I can generally cope pretty well if I get anywhere from 6:30 – 7:00 hours sleep. Under the 6:30 mark and I do really feel it. I find focusing harder, I am not as patient, the day seems to go on forever and I want to eat more. I have a few coping strategies to help me make it through these days:

  • To do listmy to do list process has me write a master list each Sunday night, then each night before I go to bed, I write what my key tasks are going to be for the day. By having these written down, I don’t have to think about or make a decision about it in the morning, I can just start doing. Without the list it is so easy to procrastinate or just do easy work when you are tired.
  • Prepared meals – I make a majority of my meals on the weekends, so I pretty much know what I am going to eat each day. Again by planning this out, I have taken the thinking out of it and I don’t end up making poorer choices when I am tired.
  • Drink water – water is amazing and I make sure I drink more water on days when I am running on less sleep. “Researchers found that dehydration was associated with negative mood, including fatigue and confusion, compared to the hydrated group. The level of mild dehydration (losses of between 1% and 2%) experienced among study participants is comparable to the mild dehydration some people experience in their daily lives from drinking insufficient amounts of water. {source}”
  • Stay active –  on days when I haven’t slept enough, I try to be active. For example, I still do the walk to school, even though I may not feel like it, because getting out in the fresh air and getting moving actually makes me feel better.

 How do you keep your energy at such a high level?

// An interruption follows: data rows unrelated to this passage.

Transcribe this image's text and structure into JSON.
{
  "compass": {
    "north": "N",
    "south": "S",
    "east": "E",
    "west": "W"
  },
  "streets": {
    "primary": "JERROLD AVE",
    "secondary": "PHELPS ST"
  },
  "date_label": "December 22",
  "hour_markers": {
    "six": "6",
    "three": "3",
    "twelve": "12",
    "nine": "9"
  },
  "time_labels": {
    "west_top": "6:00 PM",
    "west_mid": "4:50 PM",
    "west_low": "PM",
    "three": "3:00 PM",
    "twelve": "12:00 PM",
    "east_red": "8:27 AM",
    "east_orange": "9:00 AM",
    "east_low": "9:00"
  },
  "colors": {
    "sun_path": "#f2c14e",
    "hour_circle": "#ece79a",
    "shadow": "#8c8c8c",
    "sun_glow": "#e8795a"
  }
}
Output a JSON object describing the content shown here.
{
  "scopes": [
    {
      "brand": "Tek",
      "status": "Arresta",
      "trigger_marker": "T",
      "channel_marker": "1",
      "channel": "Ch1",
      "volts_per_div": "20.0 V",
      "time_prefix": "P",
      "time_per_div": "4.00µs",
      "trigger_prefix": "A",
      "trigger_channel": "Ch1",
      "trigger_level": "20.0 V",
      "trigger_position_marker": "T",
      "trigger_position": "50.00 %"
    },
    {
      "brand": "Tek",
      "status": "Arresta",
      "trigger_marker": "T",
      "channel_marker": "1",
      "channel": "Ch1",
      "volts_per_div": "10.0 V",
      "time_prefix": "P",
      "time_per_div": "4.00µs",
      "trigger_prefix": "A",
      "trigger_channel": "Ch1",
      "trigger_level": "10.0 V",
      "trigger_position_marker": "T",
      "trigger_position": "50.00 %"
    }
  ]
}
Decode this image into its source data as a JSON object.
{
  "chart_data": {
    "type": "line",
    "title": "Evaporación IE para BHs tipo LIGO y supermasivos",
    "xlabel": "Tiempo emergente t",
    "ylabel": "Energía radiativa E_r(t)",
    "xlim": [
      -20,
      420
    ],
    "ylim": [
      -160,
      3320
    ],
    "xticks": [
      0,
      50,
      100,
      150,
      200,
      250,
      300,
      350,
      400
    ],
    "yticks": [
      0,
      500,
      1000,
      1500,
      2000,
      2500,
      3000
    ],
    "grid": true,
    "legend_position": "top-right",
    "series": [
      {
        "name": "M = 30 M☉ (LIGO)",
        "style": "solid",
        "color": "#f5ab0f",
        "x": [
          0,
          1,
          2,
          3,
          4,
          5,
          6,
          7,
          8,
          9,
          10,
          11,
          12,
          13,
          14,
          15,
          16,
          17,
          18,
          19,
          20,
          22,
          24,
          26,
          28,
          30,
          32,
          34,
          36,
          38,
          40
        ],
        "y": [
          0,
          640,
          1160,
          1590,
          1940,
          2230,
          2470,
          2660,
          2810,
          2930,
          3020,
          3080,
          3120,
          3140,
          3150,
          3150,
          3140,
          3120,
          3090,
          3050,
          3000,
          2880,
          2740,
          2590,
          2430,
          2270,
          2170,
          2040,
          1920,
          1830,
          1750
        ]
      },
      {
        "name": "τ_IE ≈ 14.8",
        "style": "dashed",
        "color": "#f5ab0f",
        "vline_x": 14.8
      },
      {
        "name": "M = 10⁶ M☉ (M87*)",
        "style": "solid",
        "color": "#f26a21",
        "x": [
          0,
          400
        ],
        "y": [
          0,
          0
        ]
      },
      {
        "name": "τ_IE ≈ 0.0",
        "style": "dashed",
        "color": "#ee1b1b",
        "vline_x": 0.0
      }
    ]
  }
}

I think there are two key reasons I can keep my energy levels high:

  • Eating well – I have come a very long way in terms of how I eat and how I view eating. I now know that if I want my body to do all the exercise I want it to do, I need to feed it well. I eat a lot! But I eat a lot of wholefoods and I am mindful about the foods I eat. Prepping my food each weekend while it takes some time, is essential to making sure I eat well through the week.
  • Attitude – Somedays I do wake up feeling tired and really don’t want to get up and run. I do know from years of practice, that I will feel better after I do it and the hardest part is just starting. So I get up and I get going. I have also learnt that constantly telling myself I am tired and dwelling on lack of sleep doesn’t help. I choose to get up and exercise each morning, so I embrace this choice with a positive attitude. There are many days in my gratitude journal where I will be grateful that my body does what it does, I am grateful that I can run, can CrossFit and can test myself.

There are the occasional days though, where I feel flat and low energy. If possible, on these days I will try to have a nap or just let things go and head off to bed super early (8.30pm!) that night. Because I have an organised base to work from, the whole world doesn’t fall apart if I go to bed one night without doing my usual stuff, but I will be a much better person the next morning for getting the extra sleep.

What about you? How do you rest and recover?